Hay que destacar que durante los ocho años comprendidos entre 2012 y 2019, el producto interno bruto de la República Dominicana alcanzó una variación anual promedio de un 5.5%. En contraste, entre 2020 y 2025, el crecimiento promedio se redujo a un 3.2% anual. Esto revela que es indispensable analizar las causas que explican dicha desaceleración económica.
De acuerdo con Robert Solow, premio Nobel de Economía en 1987, el crecimiento del PIB se compone de tres aportaciones: la mano de obra, medida por las horas trabajadas; el capital físico, tanto público como privado; y la productividad total de los factores (PTF), que cuantifica la eficiencia con la que se combinan el capital y el trabajo para producir bienes y servicios.
En la República Dominicana, diversos estudios indican que, a largo plazo, casi el 72% del crecimiento de la economía se explica por la acumulación de capital y empleo, mientras que el resto, estimado en 1.5 puntos porcentuales, responde a la variación de la productividad.
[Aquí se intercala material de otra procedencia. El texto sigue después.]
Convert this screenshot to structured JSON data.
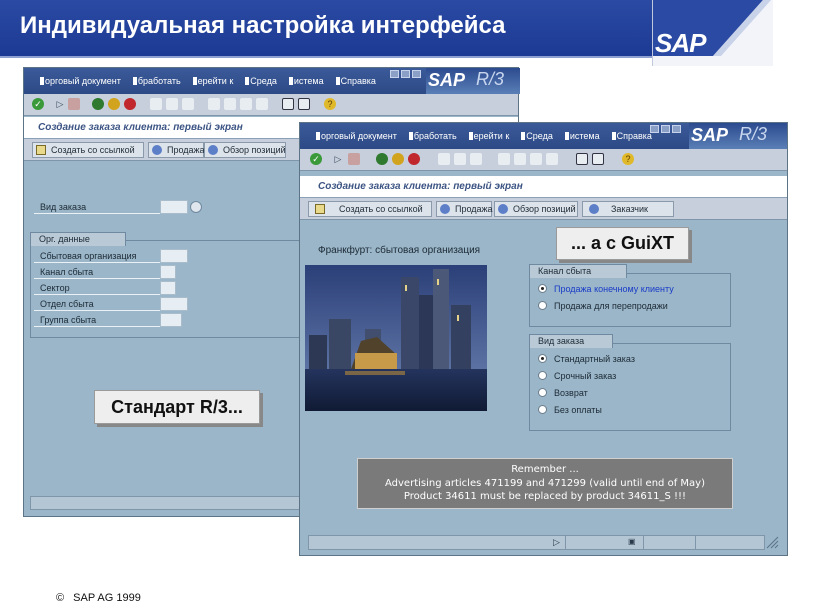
{
  "slide": {
    "title": "Индивидуальная настройка интерфейса",
    "logo": "SAP",
    "footer": "SAP AG 1999"
  },
  "sap_menu": [
    "орговый документ",
    "бработать",
    "ерейти к",
    "Среда",
    "истема",
    "Справка"
  ],
  "sap_brand": {
    "sap": "SAP",
    "r3": "R/3"
  },
  "left_window": {
    "form_title": "Создание заказа клиента: первый экран",
    "buttons": [
      "Создать со ссылкой",
      "Продажа",
      "Обзор позиций"
    ],
    "order_type_label": "Вид заказа",
    "org_group_title": "Орг. данные",
    "org_fields": [
      "Сбытовая организация",
      "Канал сбыта",
      "Сектор",
      "Отдел сбыта",
      "Группа сбыта"
    ],
    "callout": "Стандарт R/3..."
  },
  "right_window": {
    "form_title": "Создание заказа клиента: первый экран",
    "buttons": [
      "Создать со ссылкой",
      "Продажа",
      "Обзор позиций",
      "Заказчик"
    ],
    "org_label": "Франкфурт: сбытовая организация",
    "channel_group": {
      "title": "Канал сбыта",
      "options": [
        {
          "label": "Продажа конечному клиенту",
          "selected": true
        },
        {
          "label": "Продажа для перепродажи",
          "selected": false
        }
      ]
    },
    "order_type_group": {
      "title": "Вид заказа",
      "options": [
        {
          "label": "Стандартный заказ",
          "selected": true
        },
        {
          "label": "Срочный заказ",
          "selected": false
        },
        {
          "label": "Возврат",
          "selected": false
        },
        {
          "label": "Без оплаты",
          "selected": false
        }
      ]
    },
    "note": {
      "line1": "Remember ...",
      "line2": "Advertising articles 471199 and 471299 (valid until end of May)",
      "line3": "Product 34611 must be replaced by product 34611_S !!!"
    },
    "callout": "... а с GuiXT"
  },
  "colors": {
    "banner": "#1c3a93",
    "sap_window": "#9ab6c8",
    "menubar": "#2d4a86",
    "selected_link": "#1a3cc8"
  }
}
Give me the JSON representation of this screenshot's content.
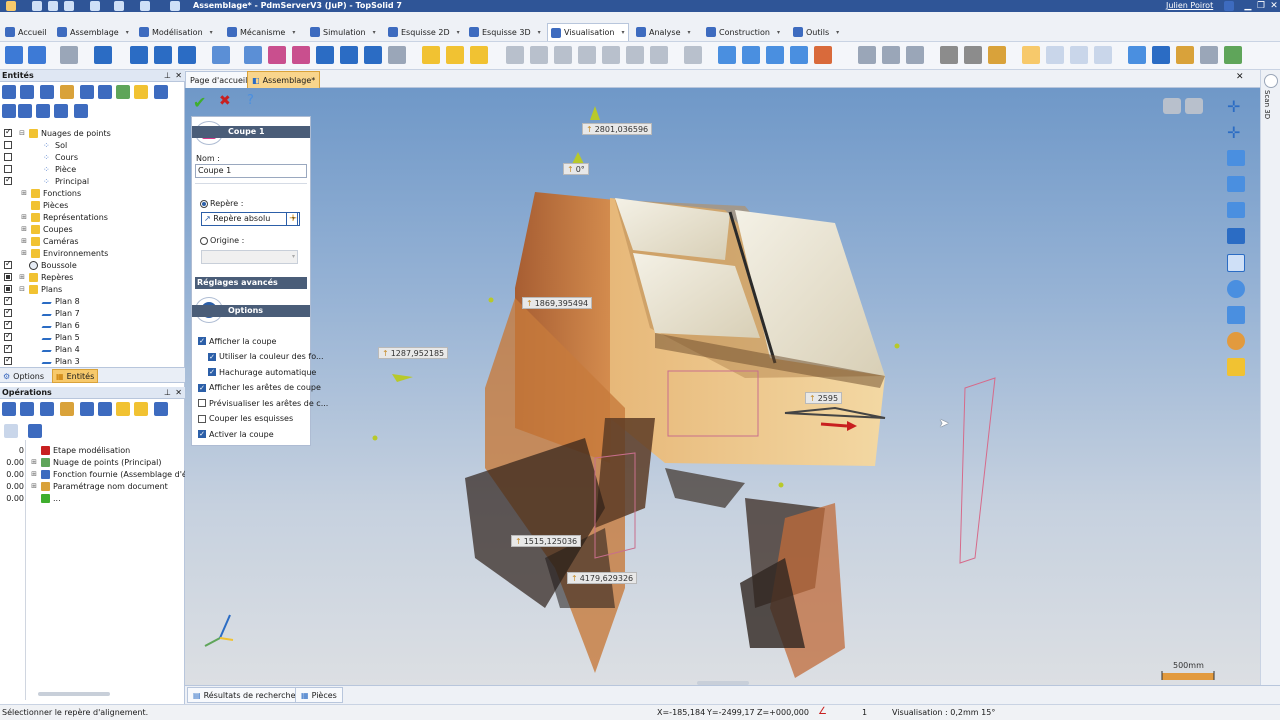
{
  "window": {
    "title": "Assemblage* - PdmServerV3 (JuP) - TopSolid 7",
    "user": "Julien Poirot"
  },
  "ribbon": {
    "tabs": [
      {
        "label": "Accueil"
      },
      {
        "label": "Assemblage"
      },
      {
        "label": "Modélisation"
      },
      {
        "label": "Mécanisme"
      },
      {
        "label": "Simulation"
      },
      {
        "label": "Esquisse 2D"
      },
      {
        "label": "Esquisse 3D"
      },
      {
        "label": "Visualisation"
      },
      {
        "label": "Analyse"
      },
      {
        "label": "Construction"
      },
      {
        "label": "Outils"
      }
    ],
    "active_tab": "Visualisation"
  },
  "entities_panel": {
    "title": "Entités",
    "tree": [
      {
        "label": "Nuages de points",
        "check": "on",
        "expand": "⊟",
        "icon": "folder",
        "indent": 0
      },
      {
        "label": "Sol",
        "check": "off",
        "expand": "",
        "icon": "pc",
        "indent": 1
      },
      {
        "label": "Cours",
        "check": "off",
        "expand": "",
        "icon": "pc",
        "indent": 1
      },
      {
        "label": "Pièce",
        "check": "off",
        "expand": "",
        "icon": "pc",
        "indent": 1
      },
      {
        "label": "Principal",
        "check": "on",
        "expand": "",
        "icon": "pc",
        "indent": 1
      },
      {
        "label": "Fonctions",
        "check": "none",
        "expand": "⊞",
        "icon": "folder",
        "indent": 0
      },
      {
        "label": "Pièces",
        "check": "none",
        "expand": "",
        "icon": "folder",
        "indent": 0
      },
      {
        "label": "Représentations",
        "check": "none",
        "expand": "⊞",
        "icon": "folder",
        "indent": 0
      },
      {
        "label": "Coupes",
        "check": "none",
        "expand": "⊞",
        "icon": "folder",
        "indent": 0
      },
      {
        "label": "Caméras",
        "check": "none",
        "expand": "⊞",
        "icon": "folder",
        "indent": 0
      },
      {
        "label": "Environnements",
        "check": "none",
        "expand": "⊞",
        "icon": "folder",
        "indent": 0
      },
      {
        "label": "Boussole",
        "check": "on",
        "expand": "",
        "icon": "compass",
        "indent": 0
      },
      {
        "label": "Repères",
        "check": "part",
        "expand": "⊞",
        "icon": "folder",
        "indent": 0
      },
      {
        "label": "Plans",
        "check": "part",
        "expand": "⊟",
        "icon": "folder",
        "indent": 0
      },
      {
        "label": "Plan 8",
        "check": "on",
        "expand": "",
        "icon": "plane",
        "indent": 1
      },
      {
        "label": "Plan 7",
        "check": "on",
        "expand": "",
        "icon": "plane",
        "indent": 1
      },
      {
        "label": "Plan 6",
        "check": "on",
        "expand": "",
        "icon": "plane",
        "indent": 1
      },
      {
        "label": "Plan 5",
        "check": "on",
        "expand": "",
        "icon": "plane",
        "indent": 1
      },
      {
        "label": "Plan 4",
        "check": "on",
        "expand": "",
        "icon": "plane",
        "indent": 1
      },
      {
        "label": "Plan 3",
        "check": "on",
        "expand": "",
        "icon": "plane",
        "indent": 1
      }
    ],
    "tabs": {
      "options": "Options",
      "entities": "Entités"
    }
  },
  "operations_panel": {
    "title": "Opérations",
    "rows": [
      {
        "num": "0",
        "label": "Etape modélisation",
        "expand": ""
      },
      {
        "num": "0.00",
        "label": "Nuage de points (Principal)",
        "expand": "⊞"
      },
      {
        "num": "0.00",
        "label": "Fonction fournie (Assemblage d'élér",
        "expand": "⊞"
      },
      {
        "num": "0.00",
        "label": "Paramétrage nom document",
        "expand": "⊞"
      },
      {
        "num": "0.00",
        "label": "...",
        "expand": ""
      }
    ]
  },
  "doc_tabs": [
    {
      "label": "Page d'accueil"
    },
    {
      "label": "Assemblage*"
    }
  ],
  "coupe_panel": {
    "title": "Coupe 1",
    "name_label": "Nom :",
    "name_value": "Coupe 1",
    "repere_label": "Repère :",
    "repere_value": "Repère absolu",
    "origine_label": "Origine :",
    "advanced_label": "Réglages avancés",
    "options_title": "Options",
    "options": [
      {
        "label": "Afficher la coupe",
        "checked": true,
        "indent": 0
      },
      {
        "label": "Utiliser la couleur des fo...",
        "checked": true,
        "indent": 1
      },
      {
        "label": "Hachurage automatique",
        "checked": true,
        "indent": 1
      },
      {
        "label": "Afficher les arêtes de coupe",
        "checked": true,
        "indent": 0
      },
      {
        "label": "Prévisualiser les arêtes de c...",
        "checked": false,
        "indent": 0
      },
      {
        "label": "Couper les esquisses",
        "checked": false,
        "indent": 0
      },
      {
        "label": "Activer la coupe",
        "checked": true,
        "indent": 0
      }
    ]
  },
  "viewport": {
    "annotations": [
      {
        "label": "2801,036596"
      },
      {
        "label": "0°"
      },
      {
        "label": "1869,395494"
      },
      {
        "label": "1287,952185"
      },
      {
        "label": "2595"
      },
      {
        "label": "1515,125036"
      },
      {
        "label": "4179,629326"
      }
    ],
    "scale_label": "500mm",
    "right_strip_label": "Scan 3D"
  },
  "bottom_tabs": [
    {
      "label": "Résultats de recherche"
    },
    {
      "label": "Pièces"
    }
  ],
  "status": {
    "message": "Sélectionner le repère d'alignement.",
    "x": "X=-185,184",
    "y": "Y=-2499,17",
    "z": "Z=+000,000",
    "count": "1",
    "visualisation": "Visualisation : 0,2mm 15°"
  },
  "colors": {
    "title_bar": "#2f5597",
    "accent_orange": "#f7c96b",
    "panel_header": "#4a5d78"
  }
}
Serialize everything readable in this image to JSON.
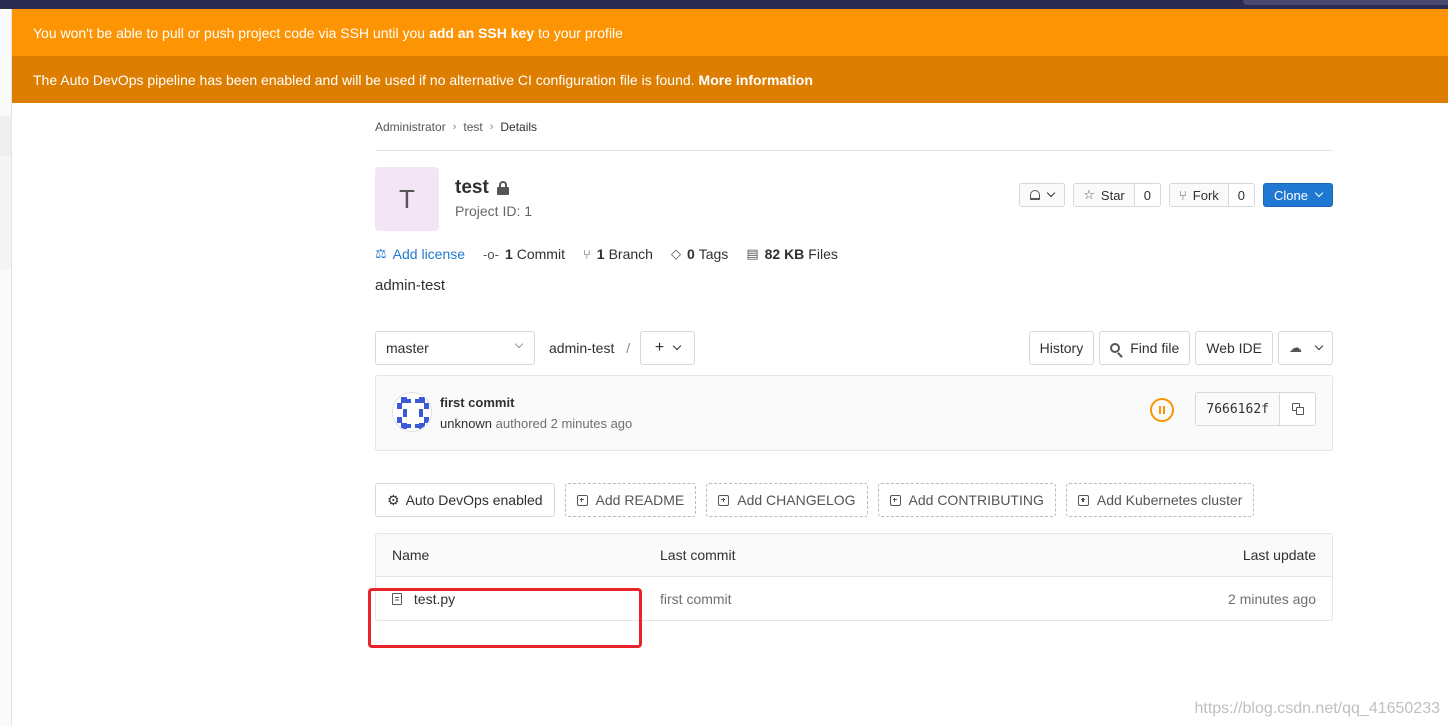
{
  "banners": {
    "ssh": {
      "prefix": "You won't be able to pull or push project code via SSH until you",
      "link": "add an SSH key",
      "suffix": "to your profile"
    },
    "devops": {
      "text": "The Auto DevOps pipeline has been enabled and will be used if no alternative CI configuration file is found.",
      "link": "More information"
    }
  },
  "breadcrumb": {
    "items": [
      "Administrator",
      "test"
    ],
    "current": "Details"
  },
  "project": {
    "avatar_letter": "T",
    "name": "test",
    "project_id": "Project ID: 1",
    "star_label": "Star",
    "star_count": "0",
    "fork_label": "Fork",
    "fork_count": "0",
    "clone_label": "Clone",
    "description": "admin-test"
  },
  "stats": {
    "license": "Add license",
    "commits_count": "1",
    "commits_label": "Commit",
    "branches_count": "1",
    "branches_label": "Branch",
    "tags_count": "0",
    "tags_label": "Tags",
    "files_size": "82 KB",
    "files_label": "Files"
  },
  "tree": {
    "branch": "master",
    "path": "admin-test",
    "slash": "/",
    "plus": "+",
    "history": "History",
    "find_file": "Find file",
    "web_ide": "Web IDE"
  },
  "commit": {
    "title": "first commit",
    "author": "unknown",
    "authored": "authored 2 minutes ago",
    "sha": "7666162f"
  },
  "quick_actions": {
    "auto_devops": "Auto DevOps enabled",
    "readme": "Add README",
    "changelog": "Add CHANGELOG",
    "contributing": "Add CONTRIBUTING",
    "kubernetes": "Add Kubernetes cluster"
  },
  "files": {
    "headers": {
      "name": "Name",
      "last_commit": "Last commit",
      "last_update": "Last update"
    },
    "rows": [
      {
        "name": "test.py",
        "last_commit": "first commit",
        "last_update": "2 minutes ago"
      }
    ]
  },
  "watermark": "https://blog.csdn.net/qq_41650233",
  "colors": {
    "ssh_banner": "#fc9403",
    "devops_banner": "#de7e00",
    "primary": "#1f78d1",
    "highlight": "#e8232a",
    "avatar_bg": "#f3e5f5"
  }
}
Sin embargo, entre 2020 y 2025 se registró una significativa desaceleración de la producción, originada en gran parte por la caída de la productividad total de los factores.
Esa caída de la productividad implica que hay que adoptar medidas de política económica, fiscal, monetaria, cambiaria y a nivel micro que reviertan esa situación. Ello es indispensable para crecer y mejorar las condiciones de vida de la población.